I believe that Covid-19 is a world ‘aha moment’ from which we all need to make significant changes to heal our planet and ourselves.

I am truly grateful for my own life story for it happened for me to allow personal growth.

Right now today, we are worse off financially that we have ever been because we have been made STOP and stay home and yet we both feel so very blessed to be alive, feel peaceful and are trusting that some how… its all going to be okay.

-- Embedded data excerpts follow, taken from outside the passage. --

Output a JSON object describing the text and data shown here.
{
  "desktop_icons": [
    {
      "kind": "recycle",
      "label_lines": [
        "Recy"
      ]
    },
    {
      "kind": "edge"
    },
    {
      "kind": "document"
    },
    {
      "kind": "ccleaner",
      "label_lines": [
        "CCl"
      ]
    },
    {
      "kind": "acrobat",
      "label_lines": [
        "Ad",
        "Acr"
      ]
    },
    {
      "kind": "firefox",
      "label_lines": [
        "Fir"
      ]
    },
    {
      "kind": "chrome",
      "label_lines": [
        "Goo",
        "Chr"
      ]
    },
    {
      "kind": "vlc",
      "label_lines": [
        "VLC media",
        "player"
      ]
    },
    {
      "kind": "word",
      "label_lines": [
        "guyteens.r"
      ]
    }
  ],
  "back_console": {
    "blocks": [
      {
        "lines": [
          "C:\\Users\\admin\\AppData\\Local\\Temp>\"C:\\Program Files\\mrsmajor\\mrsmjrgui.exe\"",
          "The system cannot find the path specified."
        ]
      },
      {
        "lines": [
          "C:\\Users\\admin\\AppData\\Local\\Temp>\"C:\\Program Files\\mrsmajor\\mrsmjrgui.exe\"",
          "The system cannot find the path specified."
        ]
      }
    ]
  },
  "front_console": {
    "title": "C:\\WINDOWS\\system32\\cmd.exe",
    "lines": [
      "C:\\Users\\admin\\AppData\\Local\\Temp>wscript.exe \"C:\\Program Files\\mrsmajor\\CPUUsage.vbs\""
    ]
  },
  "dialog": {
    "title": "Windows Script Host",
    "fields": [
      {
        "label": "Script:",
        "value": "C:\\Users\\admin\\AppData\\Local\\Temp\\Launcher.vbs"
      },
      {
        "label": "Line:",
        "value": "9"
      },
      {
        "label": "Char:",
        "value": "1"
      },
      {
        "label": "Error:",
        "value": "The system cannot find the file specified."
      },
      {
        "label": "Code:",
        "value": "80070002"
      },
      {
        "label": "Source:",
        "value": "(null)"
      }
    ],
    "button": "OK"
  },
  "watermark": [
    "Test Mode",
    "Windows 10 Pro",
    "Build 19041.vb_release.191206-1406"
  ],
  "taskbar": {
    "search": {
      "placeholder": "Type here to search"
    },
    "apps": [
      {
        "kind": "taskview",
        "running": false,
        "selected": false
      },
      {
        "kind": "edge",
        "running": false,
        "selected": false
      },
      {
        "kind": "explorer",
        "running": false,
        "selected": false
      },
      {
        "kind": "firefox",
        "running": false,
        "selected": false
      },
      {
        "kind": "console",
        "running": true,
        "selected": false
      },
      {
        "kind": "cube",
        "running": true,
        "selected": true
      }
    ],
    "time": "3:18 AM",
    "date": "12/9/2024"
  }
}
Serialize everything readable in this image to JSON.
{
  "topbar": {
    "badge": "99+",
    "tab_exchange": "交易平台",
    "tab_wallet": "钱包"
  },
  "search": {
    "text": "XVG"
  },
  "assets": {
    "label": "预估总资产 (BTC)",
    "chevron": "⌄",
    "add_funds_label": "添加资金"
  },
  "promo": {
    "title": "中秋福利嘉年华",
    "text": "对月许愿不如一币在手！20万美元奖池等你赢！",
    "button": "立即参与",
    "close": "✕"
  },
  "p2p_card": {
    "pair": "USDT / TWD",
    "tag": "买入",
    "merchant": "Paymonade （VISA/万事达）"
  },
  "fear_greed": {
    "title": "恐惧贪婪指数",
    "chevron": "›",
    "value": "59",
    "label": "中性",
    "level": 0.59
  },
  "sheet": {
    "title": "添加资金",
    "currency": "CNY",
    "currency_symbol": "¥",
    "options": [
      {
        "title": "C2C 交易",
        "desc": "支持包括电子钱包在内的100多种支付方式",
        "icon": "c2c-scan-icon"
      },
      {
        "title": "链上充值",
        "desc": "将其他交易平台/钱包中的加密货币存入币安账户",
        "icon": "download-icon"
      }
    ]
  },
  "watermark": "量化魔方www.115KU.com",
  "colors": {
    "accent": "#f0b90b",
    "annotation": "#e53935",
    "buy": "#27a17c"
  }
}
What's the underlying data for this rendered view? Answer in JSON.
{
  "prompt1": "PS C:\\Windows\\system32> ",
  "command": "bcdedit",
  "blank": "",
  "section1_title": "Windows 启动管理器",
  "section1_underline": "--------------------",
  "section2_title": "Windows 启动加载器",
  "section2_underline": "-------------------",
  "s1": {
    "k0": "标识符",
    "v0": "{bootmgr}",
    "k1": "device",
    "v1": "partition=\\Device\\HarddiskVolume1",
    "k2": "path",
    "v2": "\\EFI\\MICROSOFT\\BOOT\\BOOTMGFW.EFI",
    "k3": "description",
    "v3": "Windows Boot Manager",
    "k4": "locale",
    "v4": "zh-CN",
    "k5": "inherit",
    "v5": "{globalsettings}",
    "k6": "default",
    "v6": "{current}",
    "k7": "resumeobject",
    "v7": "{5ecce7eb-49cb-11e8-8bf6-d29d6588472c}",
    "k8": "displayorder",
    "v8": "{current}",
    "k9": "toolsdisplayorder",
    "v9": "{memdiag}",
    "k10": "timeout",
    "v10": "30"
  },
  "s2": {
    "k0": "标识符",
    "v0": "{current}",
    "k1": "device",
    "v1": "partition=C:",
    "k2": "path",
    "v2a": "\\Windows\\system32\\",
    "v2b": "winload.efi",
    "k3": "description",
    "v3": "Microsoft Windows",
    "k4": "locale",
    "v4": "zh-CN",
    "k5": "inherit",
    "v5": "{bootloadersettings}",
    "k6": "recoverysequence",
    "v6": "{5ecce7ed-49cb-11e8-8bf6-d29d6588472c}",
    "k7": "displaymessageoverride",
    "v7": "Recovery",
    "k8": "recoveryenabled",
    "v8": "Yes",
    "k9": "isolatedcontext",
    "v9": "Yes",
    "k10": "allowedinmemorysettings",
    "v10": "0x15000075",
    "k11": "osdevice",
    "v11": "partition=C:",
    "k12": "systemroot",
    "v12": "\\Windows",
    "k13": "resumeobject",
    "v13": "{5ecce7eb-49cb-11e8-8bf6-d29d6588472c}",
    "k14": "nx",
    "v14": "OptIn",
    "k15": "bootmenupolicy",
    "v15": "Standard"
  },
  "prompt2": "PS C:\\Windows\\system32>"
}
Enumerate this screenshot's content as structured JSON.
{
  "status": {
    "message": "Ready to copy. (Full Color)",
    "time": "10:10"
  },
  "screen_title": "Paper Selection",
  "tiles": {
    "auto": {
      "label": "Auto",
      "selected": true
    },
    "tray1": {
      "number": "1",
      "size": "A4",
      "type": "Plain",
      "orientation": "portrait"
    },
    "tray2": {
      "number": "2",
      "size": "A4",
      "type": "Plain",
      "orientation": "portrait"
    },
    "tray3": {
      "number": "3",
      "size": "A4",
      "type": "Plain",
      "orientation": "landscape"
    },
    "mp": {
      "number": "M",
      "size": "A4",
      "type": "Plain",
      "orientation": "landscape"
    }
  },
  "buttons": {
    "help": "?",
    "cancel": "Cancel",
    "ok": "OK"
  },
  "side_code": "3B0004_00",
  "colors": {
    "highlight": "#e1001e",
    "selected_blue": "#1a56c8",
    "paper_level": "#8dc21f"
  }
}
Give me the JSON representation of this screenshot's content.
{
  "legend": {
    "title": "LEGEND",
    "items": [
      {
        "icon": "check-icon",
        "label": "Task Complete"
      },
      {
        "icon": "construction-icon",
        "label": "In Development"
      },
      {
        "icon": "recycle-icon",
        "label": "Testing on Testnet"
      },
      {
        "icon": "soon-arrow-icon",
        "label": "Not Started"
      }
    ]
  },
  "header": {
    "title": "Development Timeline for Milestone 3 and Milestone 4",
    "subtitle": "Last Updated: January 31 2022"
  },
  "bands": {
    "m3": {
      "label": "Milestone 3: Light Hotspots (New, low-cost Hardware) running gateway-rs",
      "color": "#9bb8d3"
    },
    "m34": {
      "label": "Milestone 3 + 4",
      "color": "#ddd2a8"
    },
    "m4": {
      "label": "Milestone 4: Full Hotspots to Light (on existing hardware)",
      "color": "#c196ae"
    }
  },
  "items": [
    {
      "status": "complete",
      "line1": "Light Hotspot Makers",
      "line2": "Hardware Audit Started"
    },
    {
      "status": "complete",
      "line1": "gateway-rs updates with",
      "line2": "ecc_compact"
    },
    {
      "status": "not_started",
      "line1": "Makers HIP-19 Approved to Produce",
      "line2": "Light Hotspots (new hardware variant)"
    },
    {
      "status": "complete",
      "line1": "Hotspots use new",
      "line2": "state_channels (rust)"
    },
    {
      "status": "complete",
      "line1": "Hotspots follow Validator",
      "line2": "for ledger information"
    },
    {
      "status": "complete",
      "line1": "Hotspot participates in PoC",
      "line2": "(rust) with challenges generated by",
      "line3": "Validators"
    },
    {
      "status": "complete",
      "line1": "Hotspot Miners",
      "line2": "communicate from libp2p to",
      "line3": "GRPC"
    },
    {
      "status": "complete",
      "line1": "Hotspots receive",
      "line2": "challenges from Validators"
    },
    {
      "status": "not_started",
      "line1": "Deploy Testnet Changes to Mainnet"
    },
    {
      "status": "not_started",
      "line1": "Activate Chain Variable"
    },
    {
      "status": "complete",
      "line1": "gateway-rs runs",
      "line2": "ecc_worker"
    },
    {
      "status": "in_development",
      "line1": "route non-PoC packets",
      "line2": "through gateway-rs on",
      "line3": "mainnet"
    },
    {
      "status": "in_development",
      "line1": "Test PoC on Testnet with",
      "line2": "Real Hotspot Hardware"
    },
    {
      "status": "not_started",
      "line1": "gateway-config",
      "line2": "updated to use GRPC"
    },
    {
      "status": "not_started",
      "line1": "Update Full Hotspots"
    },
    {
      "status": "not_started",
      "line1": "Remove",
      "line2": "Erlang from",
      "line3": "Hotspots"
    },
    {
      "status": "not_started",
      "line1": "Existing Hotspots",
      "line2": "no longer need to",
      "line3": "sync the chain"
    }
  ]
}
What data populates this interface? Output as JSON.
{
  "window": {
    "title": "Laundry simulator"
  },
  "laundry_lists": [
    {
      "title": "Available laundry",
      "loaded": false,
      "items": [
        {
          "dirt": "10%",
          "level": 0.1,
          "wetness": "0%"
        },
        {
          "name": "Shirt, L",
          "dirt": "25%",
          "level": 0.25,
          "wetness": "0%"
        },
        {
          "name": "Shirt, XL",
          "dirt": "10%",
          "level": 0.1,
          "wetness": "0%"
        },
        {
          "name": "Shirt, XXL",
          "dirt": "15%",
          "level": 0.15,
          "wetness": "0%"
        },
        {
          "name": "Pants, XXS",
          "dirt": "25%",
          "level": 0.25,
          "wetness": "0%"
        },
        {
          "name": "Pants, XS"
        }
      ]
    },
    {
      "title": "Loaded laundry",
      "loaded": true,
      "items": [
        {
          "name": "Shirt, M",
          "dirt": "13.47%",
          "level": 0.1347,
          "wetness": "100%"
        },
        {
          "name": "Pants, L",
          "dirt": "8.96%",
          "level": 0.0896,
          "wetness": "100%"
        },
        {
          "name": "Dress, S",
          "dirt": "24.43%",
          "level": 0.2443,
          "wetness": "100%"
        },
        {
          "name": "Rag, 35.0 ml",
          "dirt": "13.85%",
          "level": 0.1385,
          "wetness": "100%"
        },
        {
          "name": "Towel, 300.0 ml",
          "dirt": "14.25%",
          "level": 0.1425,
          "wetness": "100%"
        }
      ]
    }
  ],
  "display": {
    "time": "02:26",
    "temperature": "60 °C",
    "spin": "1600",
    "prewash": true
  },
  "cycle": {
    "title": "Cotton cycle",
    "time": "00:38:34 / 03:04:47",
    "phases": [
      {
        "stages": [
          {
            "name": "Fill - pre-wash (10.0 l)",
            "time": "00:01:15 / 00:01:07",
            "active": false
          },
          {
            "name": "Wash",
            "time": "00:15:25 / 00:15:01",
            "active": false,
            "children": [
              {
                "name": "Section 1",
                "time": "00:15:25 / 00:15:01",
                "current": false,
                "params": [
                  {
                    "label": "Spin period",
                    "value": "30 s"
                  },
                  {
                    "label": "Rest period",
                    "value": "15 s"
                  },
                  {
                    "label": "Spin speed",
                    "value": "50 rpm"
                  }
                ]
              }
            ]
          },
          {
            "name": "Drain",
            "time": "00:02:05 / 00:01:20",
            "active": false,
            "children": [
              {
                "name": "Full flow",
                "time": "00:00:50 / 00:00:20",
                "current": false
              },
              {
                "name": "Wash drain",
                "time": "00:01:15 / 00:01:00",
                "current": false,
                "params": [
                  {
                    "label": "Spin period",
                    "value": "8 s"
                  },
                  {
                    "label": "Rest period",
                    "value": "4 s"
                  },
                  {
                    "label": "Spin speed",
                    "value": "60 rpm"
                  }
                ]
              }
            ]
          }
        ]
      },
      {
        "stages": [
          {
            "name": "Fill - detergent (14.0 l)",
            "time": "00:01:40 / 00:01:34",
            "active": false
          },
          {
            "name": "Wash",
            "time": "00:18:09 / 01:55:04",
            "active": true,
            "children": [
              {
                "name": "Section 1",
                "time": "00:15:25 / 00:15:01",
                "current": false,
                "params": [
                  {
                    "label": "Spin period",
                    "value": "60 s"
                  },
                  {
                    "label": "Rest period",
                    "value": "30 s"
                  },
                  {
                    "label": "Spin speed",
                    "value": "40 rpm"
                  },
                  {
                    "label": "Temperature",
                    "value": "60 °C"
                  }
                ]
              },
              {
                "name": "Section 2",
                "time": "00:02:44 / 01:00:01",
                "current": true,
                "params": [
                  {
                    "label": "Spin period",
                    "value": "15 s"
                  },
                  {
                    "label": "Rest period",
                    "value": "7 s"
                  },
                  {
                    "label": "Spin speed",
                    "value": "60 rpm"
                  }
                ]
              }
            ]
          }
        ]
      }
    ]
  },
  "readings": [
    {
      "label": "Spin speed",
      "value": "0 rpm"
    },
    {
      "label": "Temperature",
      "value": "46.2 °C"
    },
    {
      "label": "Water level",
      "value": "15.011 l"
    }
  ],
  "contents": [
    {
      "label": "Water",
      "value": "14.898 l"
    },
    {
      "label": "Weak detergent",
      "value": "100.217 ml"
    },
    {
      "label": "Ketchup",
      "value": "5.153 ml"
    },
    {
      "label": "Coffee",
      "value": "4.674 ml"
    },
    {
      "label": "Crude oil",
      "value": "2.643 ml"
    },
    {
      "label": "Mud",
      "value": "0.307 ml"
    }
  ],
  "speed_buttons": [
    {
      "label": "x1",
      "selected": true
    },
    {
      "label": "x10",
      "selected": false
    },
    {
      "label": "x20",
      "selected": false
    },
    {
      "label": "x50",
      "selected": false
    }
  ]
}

From my home to yours I send love and light.

Stay at home

Stay safe

Save lives

© Rights Reserved – The boy in the chip shop 2019-20

Author: Michelle Denness

Wife, mother to three incredible kids and aspiring writer/poet. I am passionate about sharing personal stories to empower others and this space is for me to be open and free with my thoughts. This is my journey...

10 thoughts on “‘Aha’”

  1. Oh, Michelle. You are so wise. This is indeed a time to stop the busy-ness and reflect on what’s important in life. A good thing for us all. And where to direct our trust in such uncertain times. I just finished the book “Eastbound from Flagstaff,” in which a young man (who’s witnessed the horrible death of his mother and goes through the “if only I had. . . “) spend a decade struggling with just those questions. There are no easy answers, yet I believe that the Creator is still very much mindful of what we are going through, anticipating changed lives.

    Liked by 1 person

  2. Sending you love at this time, Michelle. I really do believe we are being asked to wake up to what is important with this crisis.. I am seeing positive things come out of it.. we maybe all need to start slowing down a bit and enjoying the simple things.. it is forcing us to do that.. But living with financial stress is not easy.. Big hug to you and your family..

    Liked by 1 person

    1. Thanks Deborah as always I really appreciate your kind words. It may sound crazy but I am not stressed at all. This is the first time in years that I have felt so calm in the eye of the storm 🙏 I’ve handed all of the worry over to something much greater than me and I’m doing my best to stay grounded.